The 15th day of every 8th lunar month is the traditional Chinese Mid-Autumn Festival. It is the most important festival after the Chinese Lunar New Year. The moon on the night of the 15th day of lunar August is believed to be fuller and brighter than in other months. A full moon is a symbol of togetherness. As such, the Mid-Autumn Festival is a time for family reunion. It’s also called “Reunion Festival”. Those unable to get home to join the get-together miss their family even more on the festival. The origin of the Mid-Autumn Festival derived from the tradition of worshipping the Goddess of Moon. The festival is also a time to celebrate a good autumn harvest. It dates back thousands of years and the modern-day festive customs were gradually formed over the years. Generally speaking, eating moon cakes, enjoying the moon and lighting up lanterns are common traditions on the festival.
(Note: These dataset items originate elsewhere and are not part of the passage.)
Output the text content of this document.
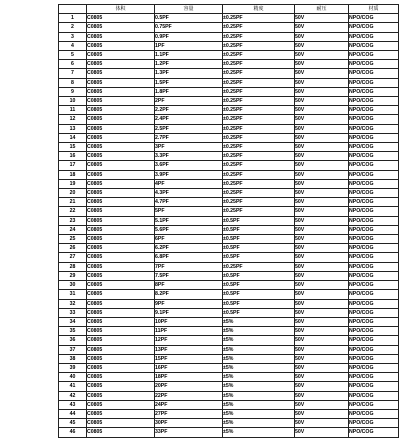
	体积	容量	精度	耐压	材质
1	C0805	0.5PF	±0.25PF	50V	NPO/COG
2	C0805	0.75PF	±0.25PF	50V	NPO/COG
3	C0805	0.9PF	±0.25PF	50V	NPO/COG
4	C0805	1PF	±0.25PF	50V	NPO/COG
5	C0805	1.1PF	±0.25PF	50V	NPO/COG
6	C0805	1.2PF	±0.25PF	50V	NPO/COG
7	C0805	1.3PF	±0.25PF	50V	NPO/COG
8	C0805	1.5PF	±0.25PF	50V	NPO/COG
9	C0805	1.8PF	±0.25PF	50V	NPO/COG
10	C0805	2PF	±0.25PF	50V	NPO/COG
11	C0805	2.2PF	±0.25PF	50V	NPO/COG
12	C0805	2.4PF	±0.25PF	50V	NPO/COG
13	C0805	2.5PF	±0.25PF	50V	NPO/COG
14	C0805	2.7PF	±0.25PF	50V	NPO/COG
15	C0805	3PF	±0.25PF	50V	NPO/COG
16	C0805	3.3PF	±0.25PF	50V	NPO/COG
17	C0805	3.6PF	±0.25PF	50V	NPO/COG
18	C0805	3.9PF	±0.25PF	50V	NPO/COG
19	C0805	4PF	±0.25PF	50V	NPO/COG
20	C0805	4.3PF	±0.25PF	50V	NPO/COG
21	C0805	4.7PF	±0.25PF	50V	NPO/COG
22	C0805	5PF	±0.25PF	50V	NPO/COG
23	C0805	5.1PF	±0.5PF	50V	NPO/COG
24	C0805	5.6PF	±0.5PF	50V	NPO/COG
25	C0805	6PF	±0.5PF	50V	NPO/COG
26	C0805	6.2PF	±0.5PF	50V	NPO/COG
27	C0805	6.8PF	±0.5PF	50V	NPO/COG
28	C0805	7PF	±0.25PF	50V	NPO/COG
29	C0805	7.5PF	±0.5PF	50V	NPO/COG
30	C0805	8PF	±0.5PF	50V	NPO/COG
31	C0805	8.2PF	±0.5PF	50V	NPO/COG
32	C0805	9PF	±0.5PF	50V	NPO/COG
33	C0805	9.1PF	±0.5PF	50V	NPO/COG
34	C0805	10PF	±5%	50V	NPO/COG
35	C0805	11PF	±5%	50V	NPO/COG
36	C0805	12PF	±5%	50V	NPO/COG
37	C0805	13PF	±5%	50V	NPO/COG
38	C0805	15PF	±5%	50V	NPO/COG
39	C0805	16PF	±5%	50V	NPO/COG
40	C0805	18PF	±5%	50V	NPO/COG
41	C0805	20PF	±5%	50V	NPO/COG
42	C0805	22PF	±5%	50V	NPO/COG
43	C0805	24PF	±5%	50V	NPO/COG
44	C0805	27PF	±5%	50V	NPO/COG
45	C0805	30PF	±5%	50V	NPO/COG
46	C0805	33PF	±5%	50V	NPO/COG
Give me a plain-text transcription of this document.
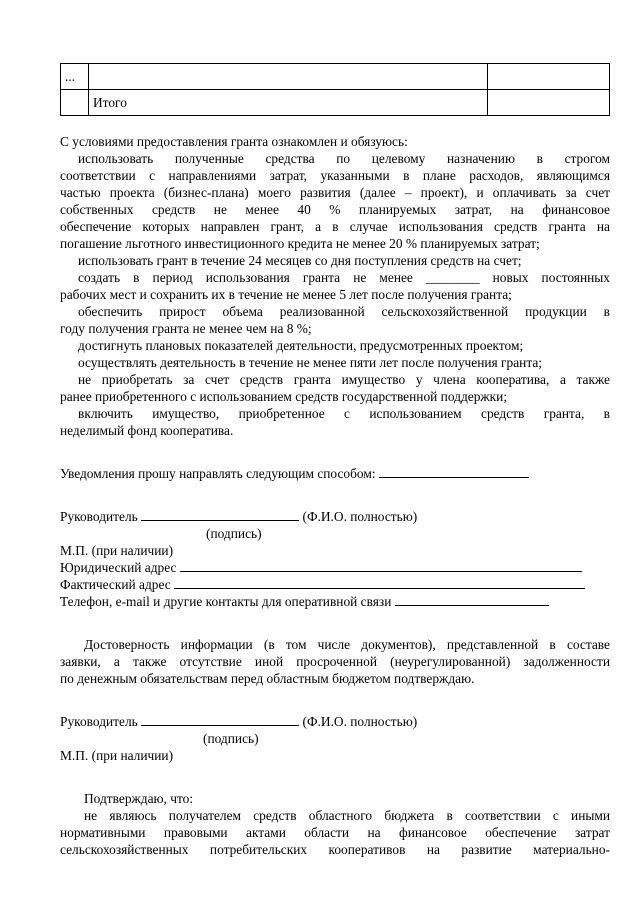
...		
	Итого	

С условиями предоставления гранта ознакомлен и обязуюсь:

использовать полученные средства по целевому назначению в строгом

соответствии с направлениями затрат, указанными в плане расходов, являющимся

частью проекта (бизнес-плана) моего развития (далее – проект), и оплачивать за счет

собственных средств не менее 40 % планируемых затрат, на финансовое

обеспечение которых направлен грант, а в случае использования средств гранта на

погашение льготного инвестиционного кредита не менее 20 % планируемых затрат;

использовать грант в течение 24 месяцев со дня поступления средств на счет;

создать в период использования гранта не менее ________ новых постоянных

рабочих мест и сохранить их в течение не менее 5 лет после получения гранта;

обеспечить прирост объема реализованной сельскохозяйственной продукции в

году получения гранта не менее чем на 8 %;

достигнуть плановых показателей деятельности, предусмотренных проектом;

осуществлять деятельность в течение не менее пяти лет после получения гранта;

не приобретать за счет средств гранта имущество у члена кооператива, а также

ранее приобретенного с использованием средств государственной поддержки;

включить имущество, приобретенное с использованием средств гранта, в

неделимый фонд кооператива.

Уведомления прошу направлять следующим способом:

Руководитель	(Ф.И.О. полностью)

(подпись)

М.П. (при наличии)

Юридический адрес

Фактический адрес

Телефон, e-mail и другие контакты для оперативной связи

Достоверность информации (в том числе документов), представленной в составе

заявки, а также отсутствие иной просроченной (неурегулированной) задолженности

по денежным обязательствам перед областным бюджетом подтверждаю.

Руководитель	(Ф.И.О. полностью)

(подпись)

М.П. (при наличии)

Подтверждаю, что:

не являюсь получателем средств областного бюджета в соответствии с иными

нормативными правовыми актами области на финансовое обеспечение затрат

сельскохозяйственных потребительских кооперативов на развитие материально-
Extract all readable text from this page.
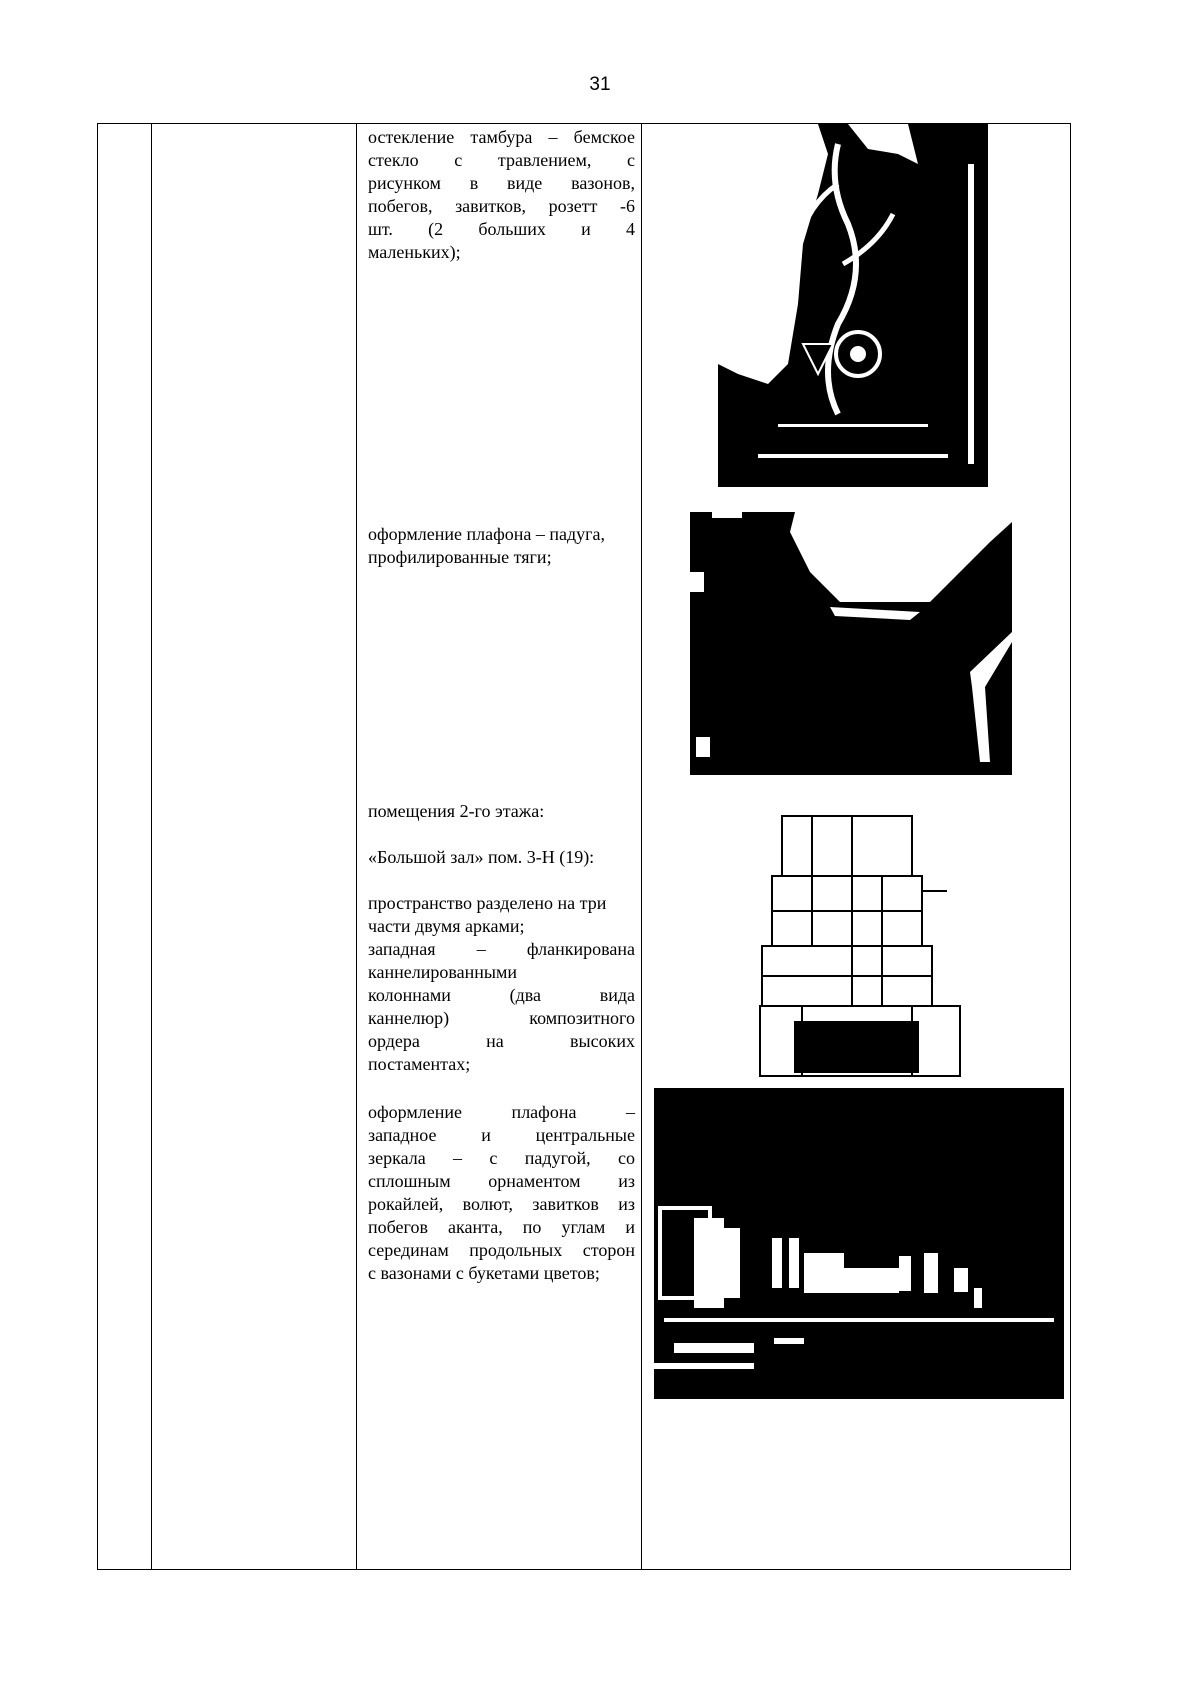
31
остекление тамбура – бемское
стекло с травлением, с
рисунком в виде вазонов,
побегов, завитков, розетт -6
шт. (2 больших и 4
маленьких);
оформление плафона – падуга,
профилированные тяги;
помещения 2-го этажа:
«Большой зал» пом. 3-Н (19):
пространство разделено на три
части двумя арками;
западная – фланкирована
каннелированными
колоннами (два вида
каннелюр) композитного
ордера на высоких
постаментах;
оформление плафона –
западное и центральные
зеркала – с падугой, со
сплошным орнаментом из
рокайлей, волют, завитков из
побегов аканта, по углам и
серединам продольных сторон
с вазонами с букетами цветов;
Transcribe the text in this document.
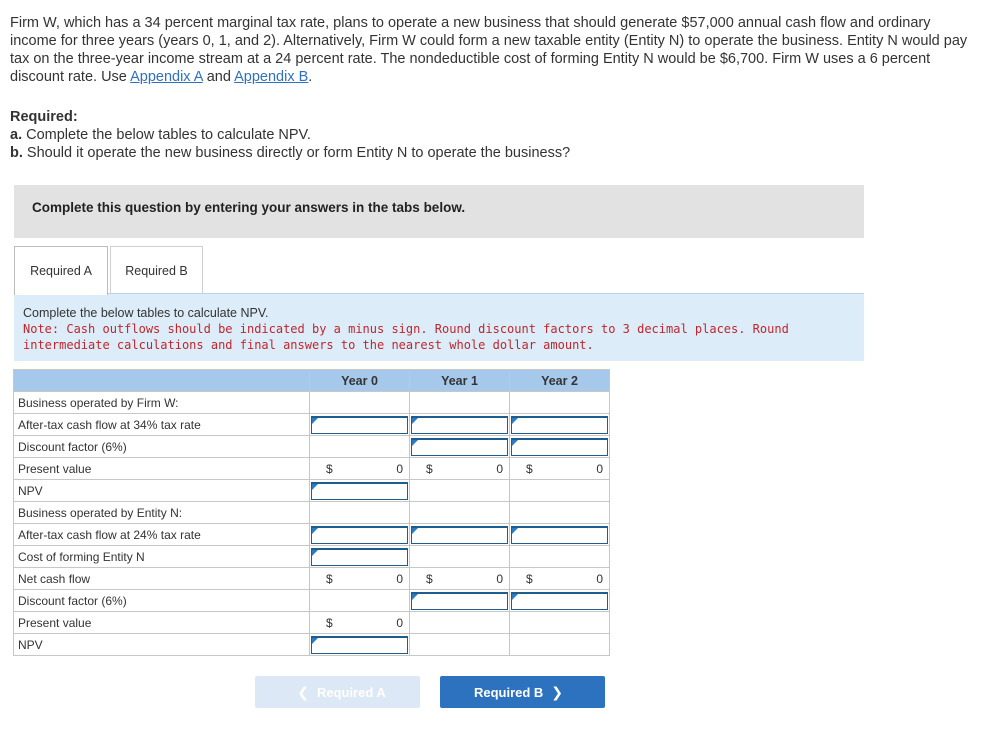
Firm W, which has a 34 percent marginal tax rate, plans to operate a new business that should generate $57,000 annual cash flow and ordinary income for three years (years 0, 1, and 2). Alternatively, Firm W could form a new taxable entity (Entity N) to operate the business. Entity N would pay tax on the three-year income stream at a 24 percent rate. The nondeductible cost of forming Entity N would be $6,700. Firm W uses a 6 percent discount rate. Use Appendix A and Appendix B.
Required:
a. Complete the below tables to calculate NPV.
b. Should it operate the new business directly or form Entity N to operate the business?
Complete this question by entering your answers in the tabs below.
Required A	Required B
Complete the below tables to calculate NPV.
Note: Cash outflows should be indicated by a minus sign. Round discount factors to 3 decimal places. Round intermediate calculations and final answers to the nearest whole dollar amount.
	Year 0	Year 1	Year 2
Business operated by Firm W:			
After-tax cash flow at 34% tax rate	

Discount factor (6%)		

Present value	$ 0	$ 0	$ 0

NPV	

Business operated by Entity N:			
After-tax cash flow at 24% tax rate	

Cost of forming Entity N	

Net cash flow	$ 0	$ 0	$ 0

Discount factor (6%)		

Present value	$ 0		

NPV	

❮ Required A	Required B ❯
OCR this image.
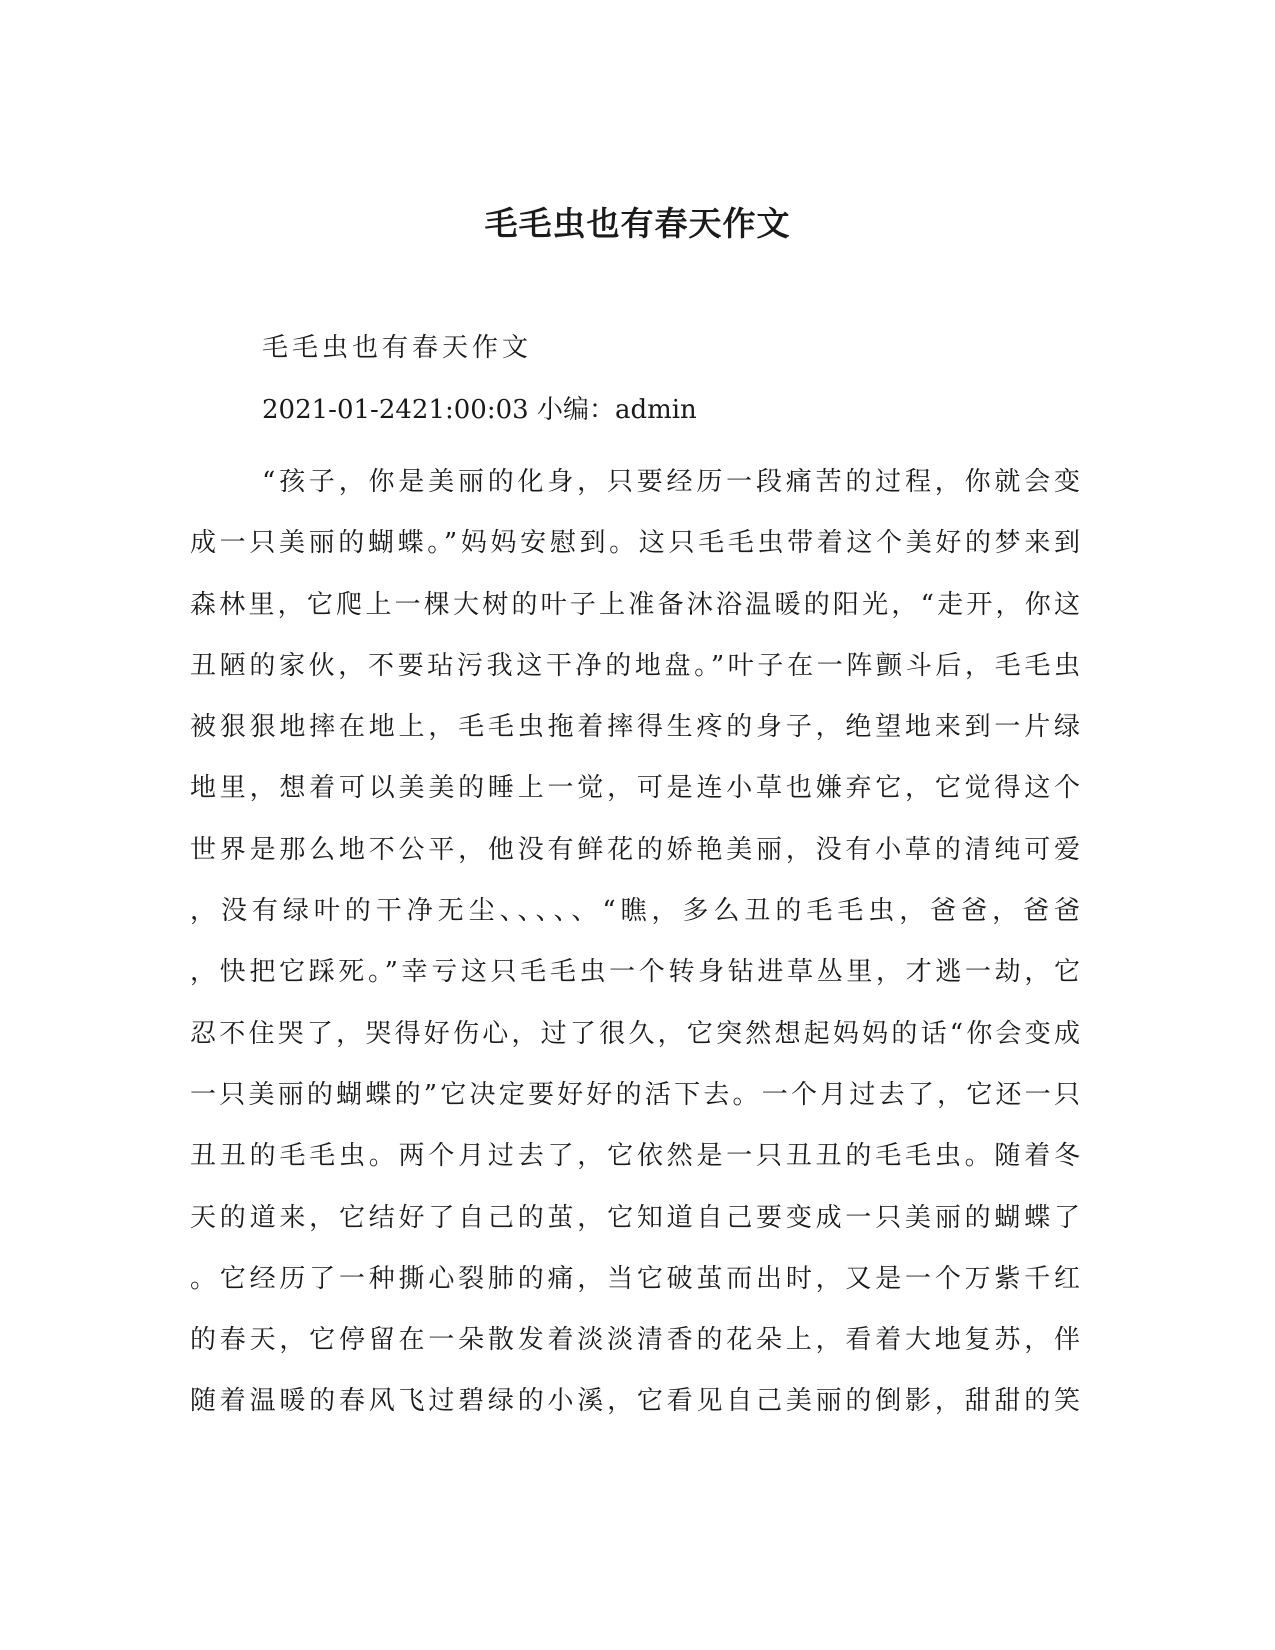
毛毛虫也有春天作文

毛毛虫也有春天作文

2021-01-2421:00:03 小编：admin

“孩子，你是美丽的化身，只要经历一段痛苦的过程，你就会变
成一只美丽的蝴蝶。”妈妈安慰到。这只毛毛虫带着这个美好的梦来到
森林里，它爬上一棵大树的叶子上准备沐浴温暖的阳光，“走开，你这
丑陋的家伙，不要玷污我这干净的地盘。”叶子在一阵颤斗后，毛毛虫
被狠狠地摔在地上，毛毛虫拖着摔得生疼的身子，绝望地来到一片绿
地里，想着可以美美的睡上一觉，可是连小草也嫌弃它，它觉得这个
世界是那么地不公平，他没有鲜花的娇艳美丽，没有小草的清纯可爱
，没有绿叶的干净无尘、、、、、“瞧，多么丑的毛毛虫，爸爸，爸爸
，快把它踩死。”幸亏这只毛毛虫一个转身钻进草丛里，才逃一劫，它
忍不住哭了，哭得好伤心，过了很久，它突然想起妈妈的话“你会变成
一只美丽的蝴蝶的”它决定要好好的活下去。一个月过去了，它还一只
丑丑的毛毛虫。两个月过去了，它依然是一只丑丑的毛毛虫。随着冬
天的道来，它结好了自己的茧，它知道自己要变成一只美丽的蝴蝶了
。它经历了一种撕心裂肺的痛，当它破茧而出时，又是一个万紫千红
的春天，它停留在一朵散发着淡淡清香的花朵上，看着大地复苏，伴
随着温暖的春风飞过碧绿的小溪，它看见自己美丽的倒影，甜甜的笑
In addition, various parts of the country and all ethnic minorities have different Mid-Autumn Festival customs. In Nanjing, the festival coincides with the blooming season of sweet-scented osmanthus flowers. Local people like to pick fresh osmanthus flowers for delicious food preparing. They traditionally eat osmanthus flower ducks and drink the flower juice. In Zhejiang, the Mid-Autumn Festival is an ideal time for tide watching. Fire dragon dances are usually performed in Hong Kong on the festival and people in Anhui do a game called “pagoda building” and the Dai ethnic people pay tribute to the moon and the Gaoshan ethic people usually perform ball-holding dance. All these interesting customs are an indication of people’s love of life and good wishes for a better future.
There are lots of Chinese legends about the moon. The story of Goddess Chang’e, Wu Gang and the Jade Rabbit living on the moon is still popular today. There have been numerous poems about the Mid-Autumn Festival since ancient times, the most famous piece being Shui Diao Ge Tou by the Northern Song Dynasty poet Su Dongpo. Although he lamented by writing “Men have sorrow and joy, they part or meet again; the moon may be bright or dim, she may wax or wane. There has been nothing perfect since the olden days”, he also expressed his wishes by writing “So let us wish that man will live long as he can; though miles apart, we’ll share the beauty she displays.”, reflecting how much those far away from home would like to reunite with their families and how deeply they missed their hometowns.